I used to feel this way too, but this year I noticed something really special – that I don’t actually feel that way. I feel excited about the year to come.
There are a couple reasons why I feel this way, and I hope that they can help spark your excitement about your new year as well.
First, don’t take everything so seriously. We have this tendency to think that we have to do everything perfectly. If we’re going to do this year at all, we have to do better than last year. We have to find more clients! We have to make more money!
But this thinking sucks the joy out of everything we do – it makes work feel like a means to an end rather than a process or a journey.
This year, I invite you to step into treating everything like an adventure game. The golden stuff isn’t actually the end of the game – it’s the treasures that you collect along the way.
When we’re intentional about looking for the treasures hiding at each and every step of our journey, moving into the new year becomes so much more exciting.
This brings me to my second point.
There are probably parts of your business that you dread or that feel like a slog. And depending on where you are in your business, I can’t just sit here and tell you not to do them.
Sometimes we do have to move through the pieces that we don’t like.
However, identifying the parts of your business that you don’t love, in turn gives you an awareness of the parts of your business that you do love.

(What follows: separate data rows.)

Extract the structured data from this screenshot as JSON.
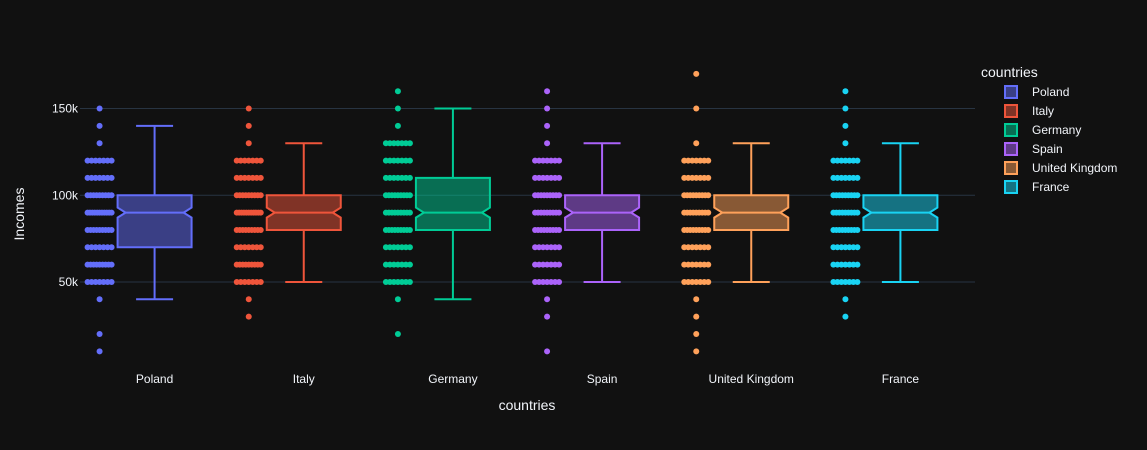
{
  "chart_data": {
    "type": "box",
    "xlabel": "countries",
    "ylabel": "Incomes",
    "ylim": [
      5000,
      178000
    ],
    "yticks": [
      50000,
      100000,
      150000
    ],
    "ytick_labels": [
      "50k",
      "100k",
      "150k"
    ],
    "notched": true,
    "points": "all",
    "grid": true,
    "legend": {
      "title": "countries",
      "placement": "right"
    },
    "categories": [
      "Poland",
      "Italy",
      "Germany",
      "Spain",
      "United Kingdom",
      "France"
    ],
    "series": [
      {
        "name": "Poland",
        "color": "#636efa",
        "box": {
          "lowerfence": 40000,
          "q1": 70000,
          "median": 90000,
          "q3": 100000,
          "upperfence": 140000
        },
        "points": [
          10000,
          20000,
          40000,
          50000,
          50000,
          60000,
          60000,
          60000,
          70000,
          70000,
          80000,
          80000,
          80000,
          90000,
          90000,
          90000,
          90000,
          100000,
          100000,
          100000,
          110000,
          110000,
          120000,
          120000,
          130000,
          140000,
          150000
        ]
      },
      {
        "name": "Italy",
        "color": "#EF553B",
        "box": {
          "lowerfence": 50000,
          "q1": 80000,
          "median": 90000,
          "q3": 100000,
          "upperfence": 130000
        },
        "points": [
          30000,
          40000,
          50000,
          50000,
          60000,
          60000,
          60000,
          70000,
          70000,
          80000,
          80000,
          80000,
          90000,
          90000,
          90000,
          90000,
          100000,
          100000,
          100000,
          110000,
          110000,
          120000,
          120000,
          130000,
          140000,
          150000
        ]
      },
      {
        "name": "Germany",
        "color": "#00cc96",
        "box": {
          "lowerfence": 40000,
          "q1": 80000,
          "median": 90000,
          "q3": 110000,
          "upperfence": 150000
        },
        "points": [
          20000,
          40000,
          50000,
          50000,
          60000,
          60000,
          70000,
          70000,
          80000,
          80000,
          80000,
          90000,
          90000,
          90000,
          100000,
          100000,
          100000,
          110000,
          110000,
          120000,
          120000,
          130000,
          130000,
          140000,
          150000,
          160000
        ]
      },
      {
        "name": "Spain",
        "color": "#ab63fa",
        "box": {
          "lowerfence": 50000,
          "q1": 80000,
          "median": 90000,
          "q3": 100000,
          "upperfence": 130000
        },
        "points": [
          10000,
          30000,
          40000,
          50000,
          50000,
          60000,
          60000,
          70000,
          70000,
          80000,
          80000,
          80000,
          90000,
          90000,
          90000,
          100000,
          100000,
          100000,
          110000,
          110000,
          120000,
          120000,
          130000,
          140000,
          150000,
          160000
        ]
      },
      {
        "name": "United Kingdom",
        "color": "#FFA15A",
        "box": {
          "lowerfence": 50000,
          "q1": 80000,
          "median": 90000,
          "q3": 100000,
          "upperfence": 130000
        },
        "points": [
          10000,
          20000,
          30000,
          40000,
          50000,
          50000,
          60000,
          60000,
          70000,
          70000,
          80000,
          80000,
          80000,
          90000,
          90000,
          90000,
          100000,
          100000,
          100000,
          110000,
          110000,
          120000,
          120000,
          130000,
          150000,
          170000
        ]
      },
      {
        "name": "France",
        "color": "#19d3f3",
        "box": {
          "lowerfence": 50000,
          "q1": 80000,
          "median": 90000,
          "q3": 100000,
          "upperfence": 130000
        },
        "points": [
          30000,
          40000,
          50000,
          50000,
          60000,
          60000,
          70000,
          70000,
          80000,
          80000,
          80000,
          90000,
          90000,
          90000,
          100000,
          100000,
          100000,
          110000,
          110000,
          120000,
          120000,
          130000,
          140000,
          150000,
          160000
        ]
      }
    ]
  }
}
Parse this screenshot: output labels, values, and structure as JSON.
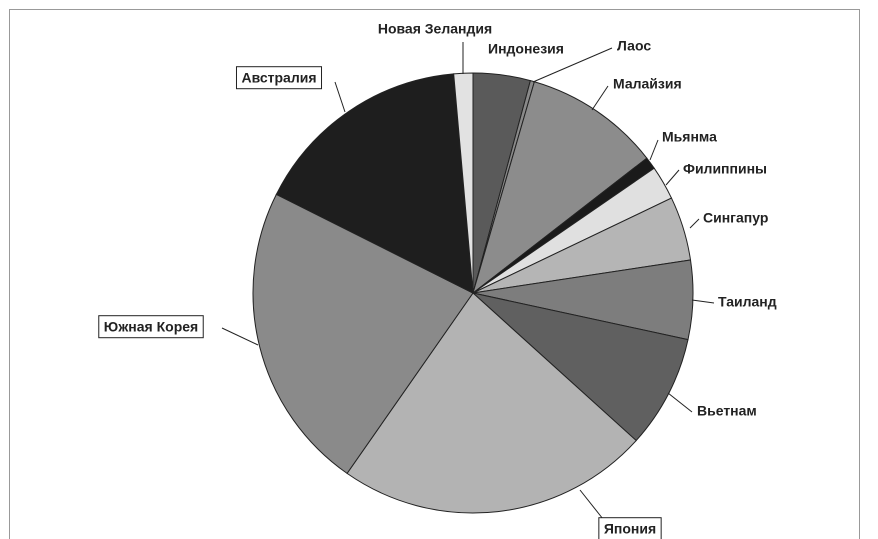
{
  "chart_data": {
    "type": "pie",
    "categories": [
      "Индонезия",
      "Лаос",
      "Малайзия",
      "Мьянма",
      "Филиппины",
      "Сингапур",
      "Таиланд",
      "Вьетнам",
      "Япония",
      "Южная Корея",
      "Австралия",
      "Новая Зеландия"
    ],
    "values": [
      4.2,
      0.3,
      10,
      0.9,
      2.5,
      4.7,
      5.8,
      8.3,
      23,
      22.7,
      16.2,
      1.4
    ],
    "colors": [
      "#5a5a5a",
      "#8a8a8a",
      "#8c8c8c",
      "#1a1a1a",
      "#e0e0e0",
      "#b5b5b5",
      "#7d7d7d",
      "#606060",
      "#b3b3b3",
      "#8a8a8a",
      "#1e1e1e",
      "#e2e2e2"
    ]
  }
}
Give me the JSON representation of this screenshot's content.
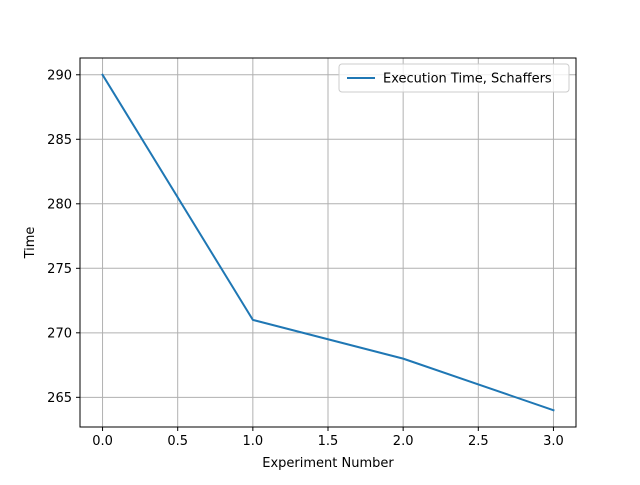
{
  "chart_data": {
    "type": "line",
    "title": "",
    "xlabel": "Experiment Number",
    "ylabel": "Time",
    "xlim": [
      -0.15,
      3.15
    ],
    "ylim": [
      262.7,
      291.3
    ],
    "x_ticks": [
      0.0,
      0.5,
      1.0,
      1.5,
      2.0,
      2.5,
      3.0
    ],
    "x_tick_labels": [
      "0.0",
      "0.5",
      "1.0",
      "1.5",
      "2.0",
      "2.5",
      "3.0"
    ],
    "y_ticks": [
      265,
      270,
      275,
      280,
      285,
      290
    ],
    "y_tick_labels": [
      "265",
      "270",
      "275",
      "280",
      "285",
      "290"
    ],
    "grid": true,
    "legend_position": "upper-right",
    "series": [
      {
        "name": "Execution Time, Schaffers",
        "color": "#1f77b4",
        "x": [
          0,
          1,
          2,
          3
        ],
        "y": [
          290,
          271,
          268,
          264
        ]
      }
    ]
  }
}
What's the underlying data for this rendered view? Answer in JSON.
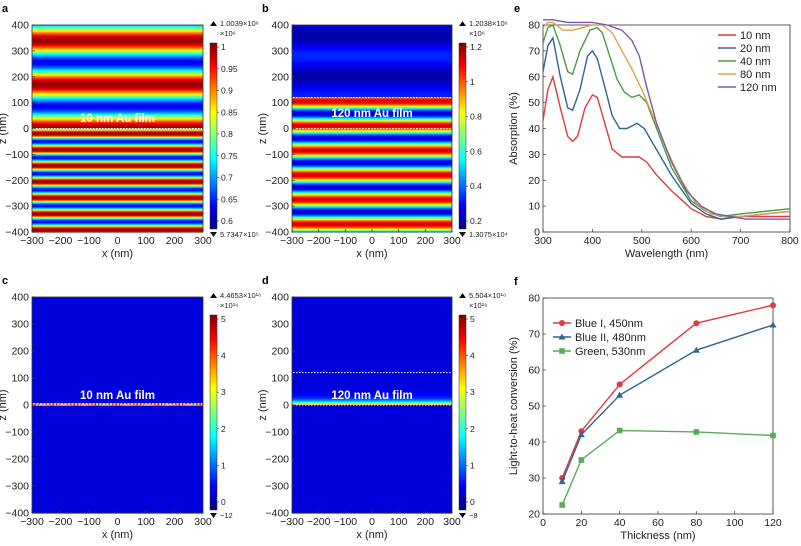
{
  "panels": {
    "a": {
      "letter": "a",
      "film_label": "10 nm Au film",
      "max_label": "1.0039×10⁶",
      "min_label": "5.7347×10⁵",
      "cbar_exp": "×10⁶",
      "cbar_ticks": [
        "0.6",
        "0.65",
        "0.7",
        "0.75",
        "0.8",
        "0.85",
        "0.9",
        "0.95",
        "1"
      ],
      "xlabel": "x (nm)",
      "ylabel": "z (nm)"
    },
    "b": {
      "letter": "b",
      "film_label": "120 nm Au film",
      "max_label": "1.2038×10⁶",
      "min_label": "1.3075×10⁴",
      "cbar_exp": "×10⁶",
      "cbar_ticks": [
        "0.2",
        "0.4",
        "0.6",
        "0.8",
        "1",
        "1.2"
      ],
      "xlabel": "x (nm)",
      "ylabel": "z (nm)"
    },
    "c": {
      "letter": "c",
      "film_label": "10 nm Au film",
      "max_label": "4.4653×10¹⁶",
      "min_label": "−12",
      "cbar_exp": "×10¹⁶",
      "cbar_ticks": [
        "0",
        "1",
        "2",
        "3",
        "4",
        "5"
      ],
      "xlabel": "x (nm)",
      "ylabel": "z (nm)"
    },
    "d": {
      "letter": "d",
      "film_label": "120 nm Au film",
      "max_label": "5.504×10¹⁶",
      "min_label": "−8",
      "cbar_exp": "×10¹⁶",
      "cbar_ticks": [
        "0",
        "1",
        "2",
        "3",
        "4",
        "5"
      ],
      "xlabel": "x (nm)",
      "ylabel": "z (nm)"
    }
  },
  "map_axes": {
    "x_ticks": [
      "−300",
      "−200",
      "−100",
      "0",
      "100",
      "200",
      "300"
    ],
    "z_ticks": [
      "400",
      "300",
      "200",
      "100",
      "0",
      "−100",
      "−200",
      "−300",
      "−400"
    ]
  },
  "chart_data": [
    {
      "type": "line",
      "panel": "e",
      "xlabel": "Wavelength (nm)",
      "ylabel": "Absorption (%)",
      "xlim": [
        300,
        800
      ],
      "ylim": [
        0,
        80
      ],
      "x_ticks": [
        300,
        400,
        500,
        600,
        700,
        800
      ],
      "y_ticks": [
        0,
        10,
        20,
        30,
        40,
        50,
        60,
        70,
        80
      ],
      "legend_position": "top-right",
      "series": [
        {
          "name": "10 nm",
          "color": "#e0393e",
          "points": [
            [
              300,
              43
            ],
            [
              310,
              55
            ],
            [
              320,
              60
            ],
            [
              335,
              48
            ],
            [
              350,
              37
            ],
            [
              360,
              35
            ],
            [
              370,
              37
            ],
            [
              385,
              48
            ],
            [
              400,
              53
            ],
            [
              410,
              52
            ],
            [
              425,
              42
            ],
            [
              440,
              32
            ],
            [
              460,
              29
            ],
            [
              480,
              29
            ],
            [
              495,
              29
            ],
            [
              510,
              27
            ],
            [
              530,
              22
            ],
            [
              560,
              16
            ],
            [
              600,
              9
            ],
            [
              630,
              6
            ],
            [
              660,
              5
            ],
            [
              700,
              6
            ],
            [
              750,
              6
            ],
            [
              800,
              6
            ]
          ]
        },
        {
          "name": "20 nm",
          "color": "#2f6690",
          "points": [
            [
              300,
              62
            ],
            [
              310,
              72
            ],
            [
              320,
              75
            ],
            [
              335,
              60
            ],
            [
              350,
              48
            ],
            [
              360,
              47
            ],
            [
              375,
              55
            ],
            [
              390,
              68
            ],
            [
              400,
              70
            ],
            [
              410,
              67
            ],
            [
              425,
              56
            ],
            [
              440,
              45
            ],
            [
              455,
              40
            ],
            [
              470,
              40
            ],
            [
              490,
              42
            ],
            [
              505,
              40
            ],
            [
              520,
              35
            ],
            [
              560,
              22
            ],
            [
              600,
              11
            ],
            [
              630,
              7
            ],
            [
              660,
              5
            ],
            [
              700,
              6
            ],
            [
              750,
              7
            ],
            [
              800,
              8
            ]
          ]
        },
        {
          "name": "40 nm",
          "color": "#4a9a48",
          "points": [
            [
              300,
              73
            ],
            [
              310,
              79
            ],
            [
              320,
              80
            ],
            [
              335,
              72
            ],
            [
              350,
              62
            ],
            [
              360,
              61
            ],
            [
              375,
              70
            ],
            [
              395,
              78
            ],
            [
              410,
              79
            ],
            [
              420,
              77
            ],
            [
              435,
              68
            ],
            [
              450,
              59
            ],
            [
              465,
              54
            ],
            [
              480,
              52
            ],
            [
              495,
              53
            ],
            [
              510,
              50
            ],
            [
              530,
              40
            ],
            [
              560,
              25
            ],
            [
              600,
              12
            ],
            [
              630,
              8
            ],
            [
              660,
              6
            ],
            [
              700,
              7
            ],
            [
              750,
              8
            ],
            [
              800,
              9
            ]
          ]
        },
        {
          "name": "80 nm",
          "color": "#e0a24a",
          "points": [
            [
              300,
              79
            ],
            [
              310,
              81
            ],
            [
              320,
              81
            ],
            [
              340,
              78
            ],
            [
              360,
              78
            ],
            [
              380,
              79
            ],
            [
              400,
              80
            ],
            [
              420,
              80
            ],
            [
              440,
              77
            ],
            [
              460,
              70
            ],
            [
              480,
              63
            ],
            [
              500,
              55
            ],
            [
              520,
              46
            ],
            [
              550,
              32
            ],
            [
              580,
              20
            ],
            [
              610,
              11
            ],
            [
              640,
              7
            ],
            [
              670,
              6
            ],
            [
              700,
              6
            ],
            [
              750,
              7
            ],
            [
              800,
              8
            ]
          ]
        },
        {
          "name": "120 nm",
          "color": "#7a5aa8",
          "points": [
            [
              300,
              82
            ],
            [
              320,
              82
            ],
            [
              350,
              81
            ],
            [
              380,
              81
            ],
            [
              400,
              81
            ],
            [
              430,
              80
            ],
            [
              460,
              78
            ],
            [
              480,
              74
            ],
            [
              495,
              68
            ],
            [
              510,
              56
            ],
            [
              530,
              42
            ],
            [
              560,
              27
            ],
            [
              590,
              16
            ],
            [
              620,
              10
            ],
            [
              650,
              7
            ],
            [
              680,
              6
            ],
            [
              710,
              5
            ],
            [
              750,
              5
            ],
            [
              800,
              5
            ]
          ]
        }
      ]
    },
    {
      "type": "line",
      "panel": "f",
      "xlabel": "Thickness (nm)",
      "ylabel": "Light-to-heat conversion (%)",
      "xlim": [
        0,
        120
      ],
      "ylim": [
        20,
        80
      ],
      "x_ticks": [
        0,
        20,
        40,
        60,
        80,
        100,
        120
      ],
      "y_ticks": [
        20,
        30,
        40,
        50,
        60,
        70,
        80
      ],
      "legend_position": "top-left",
      "series": [
        {
          "name": "Blue I, 450nm",
          "color": "#e0393e",
          "marker": "circle",
          "points": [
            [
              10,
              30
            ],
            [
              20,
              43
            ],
            [
              40,
              56
            ],
            [
              80,
              73
            ],
            [
              120,
              78
            ]
          ]
        },
        {
          "name": "Blue II, 480nm",
          "color": "#2f6690",
          "marker": "triangle",
          "points": [
            [
              10,
              29
            ],
            [
              20,
              42
            ],
            [
              40,
              53
            ],
            [
              80,
              65.5
            ],
            [
              120,
              72.5
            ]
          ]
        },
        {
          "name": "Green, 530nm",
          "color": "#5aaa5a",
          "marker": "square",
          "points": [
            [
              10,
              22.5
            ],
            [
              20,
              35
            ],
            [
              40,
              43.2
            ],
            [
              80,
              42.8
            ],
            [
              120,
              41.8
            ]
          ]
        }
      ]
    }
  ]
}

Instead of letting the unsavory parts of your business cloud your attitude, channel your energy and focus into all of the parts of your business that you absolutely love.
It’s also important to remember that there are ways to make the tricky parts of your business easier, and now’s a great time to start thinking about what those might be.
For example, if you hate writing newsletters, you might start making spoken audio recordings of your newsletters and letting someone else edit the transcriptions for you.
If you hate doing reach-outs, maybe use a software that allows you to input all of your reach-out names ahead of time.
So this year, I invite you to focus on embracing the pieces of your business that you do love and finding potential shifts for the pieces that you don’t love.
This doesn’t have to be a slog. Maybe we can work to make the hard parts easier – and maybe we can even find some joy along the way.